How do you find the horizontal asymptote of f(x)= sqrt(36x^2+7)/9x+4?

Answer 1

Make x very large and see what the function becomes. For example, 9x +4 just becomes 9x.

Answer 2

My solution manual says for x>0, \[x ^{-1}\]= \[\left| x ^{-1} \right|\] = \[\sqrt{x^{-1}}\], and I have no clue why and how it equals that..

Answer 3

oops i meant \[\sqrt{x^{-2}}\]

Answer 4

Yes, in general, sqrtx^2n) = x^n, as taking square root cuts exponent in half.

So when x gets very large 36x^2 + 7 becomes nearly 36x^2.

Now we have sqrt(36 x^2) / 9 x for large x,

which becomes 6 x / 9 x after taking the square root

or f(x) goes toward 6/9 = 2/3, which is the answer.

Answer 5

But why/how can you say that 36x^2 + 7 becomes nearly 36x^2? Do you assume that or do you get that from some specific part of the problem?

Answer 6

f(x)= sqrt(36x^2+7)/9x+4

I presume you mean f(x)= sqrt(36x^2+7)/(9x+4) -- That is NOT what you wrote.

Anyway, what is the horizontal asymptote of this? \(g(x) = \dfrac{6x+5}{9x+4}\)

Answer 7

Tk, I don't understand what you mean, that IS what I wrote at the top. Also, the answer in the solution manual is 2/3 and -2/3.

Answer 8

1) You should be learning, not arguing. That is NOT what you wrote at the top. Please remember your Order of Operations and use parentheses to clarify intent.

1/9x+4 = \(\dfrac{1}{9x} + 4\) or, there is an argument that it is \(\dfrac{1}{9}x + 4\)

1/(9x+4) = \(\dfrac{1}{9x+4}\) The parentheses are NOT optional if this is what you mean.
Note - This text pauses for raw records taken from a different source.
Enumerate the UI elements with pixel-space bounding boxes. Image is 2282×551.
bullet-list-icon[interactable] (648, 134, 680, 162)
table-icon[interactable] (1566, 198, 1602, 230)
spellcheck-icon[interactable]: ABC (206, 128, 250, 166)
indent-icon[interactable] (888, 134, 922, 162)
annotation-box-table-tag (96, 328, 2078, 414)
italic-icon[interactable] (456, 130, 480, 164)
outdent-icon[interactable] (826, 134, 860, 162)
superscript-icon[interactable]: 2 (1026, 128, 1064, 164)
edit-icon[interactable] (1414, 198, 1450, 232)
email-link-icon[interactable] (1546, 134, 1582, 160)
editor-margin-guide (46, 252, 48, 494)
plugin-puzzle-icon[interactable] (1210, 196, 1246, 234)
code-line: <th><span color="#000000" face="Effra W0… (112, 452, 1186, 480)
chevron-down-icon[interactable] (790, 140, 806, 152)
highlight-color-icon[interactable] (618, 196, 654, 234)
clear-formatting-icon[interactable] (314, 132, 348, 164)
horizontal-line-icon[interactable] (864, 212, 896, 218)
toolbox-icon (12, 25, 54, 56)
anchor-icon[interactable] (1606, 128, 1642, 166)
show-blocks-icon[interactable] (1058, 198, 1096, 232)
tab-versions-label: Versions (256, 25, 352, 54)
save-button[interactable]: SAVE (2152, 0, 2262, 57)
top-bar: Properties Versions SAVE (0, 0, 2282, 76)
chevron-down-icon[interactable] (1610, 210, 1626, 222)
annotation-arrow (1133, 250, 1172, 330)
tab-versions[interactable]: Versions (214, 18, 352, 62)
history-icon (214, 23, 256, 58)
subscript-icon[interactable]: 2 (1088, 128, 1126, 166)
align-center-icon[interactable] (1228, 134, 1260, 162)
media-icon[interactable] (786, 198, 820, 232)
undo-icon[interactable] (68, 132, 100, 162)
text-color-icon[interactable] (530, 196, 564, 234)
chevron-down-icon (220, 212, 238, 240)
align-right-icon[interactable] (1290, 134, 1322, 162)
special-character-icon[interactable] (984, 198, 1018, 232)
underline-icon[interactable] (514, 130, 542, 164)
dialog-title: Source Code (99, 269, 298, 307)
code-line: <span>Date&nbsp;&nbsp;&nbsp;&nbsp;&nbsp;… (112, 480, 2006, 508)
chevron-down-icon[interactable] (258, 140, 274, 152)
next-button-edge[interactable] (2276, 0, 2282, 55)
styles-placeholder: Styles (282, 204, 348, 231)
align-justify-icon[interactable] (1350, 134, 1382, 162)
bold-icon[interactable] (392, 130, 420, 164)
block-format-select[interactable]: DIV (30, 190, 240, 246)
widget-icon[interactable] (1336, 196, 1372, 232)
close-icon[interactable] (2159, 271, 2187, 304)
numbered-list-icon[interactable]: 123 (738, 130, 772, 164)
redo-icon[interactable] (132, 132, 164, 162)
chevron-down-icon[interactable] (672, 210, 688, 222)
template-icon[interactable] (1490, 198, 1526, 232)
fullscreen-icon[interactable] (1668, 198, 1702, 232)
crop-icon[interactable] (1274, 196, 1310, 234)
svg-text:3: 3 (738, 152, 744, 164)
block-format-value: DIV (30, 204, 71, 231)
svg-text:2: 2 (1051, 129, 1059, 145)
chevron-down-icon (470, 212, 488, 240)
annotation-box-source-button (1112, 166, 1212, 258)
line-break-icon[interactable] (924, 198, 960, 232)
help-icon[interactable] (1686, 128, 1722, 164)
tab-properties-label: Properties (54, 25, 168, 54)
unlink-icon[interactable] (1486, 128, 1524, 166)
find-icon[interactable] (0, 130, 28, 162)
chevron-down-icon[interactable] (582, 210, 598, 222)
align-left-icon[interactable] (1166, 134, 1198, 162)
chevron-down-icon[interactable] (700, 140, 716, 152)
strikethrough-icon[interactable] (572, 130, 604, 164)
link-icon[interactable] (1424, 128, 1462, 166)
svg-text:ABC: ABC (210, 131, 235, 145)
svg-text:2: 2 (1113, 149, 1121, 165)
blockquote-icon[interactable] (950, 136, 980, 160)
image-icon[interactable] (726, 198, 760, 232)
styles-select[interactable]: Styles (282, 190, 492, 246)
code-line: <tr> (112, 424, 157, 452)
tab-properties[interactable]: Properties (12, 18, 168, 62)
2) You didn't answer my question.

Answer 9

@cassieWOAH Soluton manual is right, I forgot to check for large negative x values, which gives an asymptote at -2/3 (substitute large -x into equation).

Answer 10

If you answer my questions, we discover the meanings hidden in the problem statements.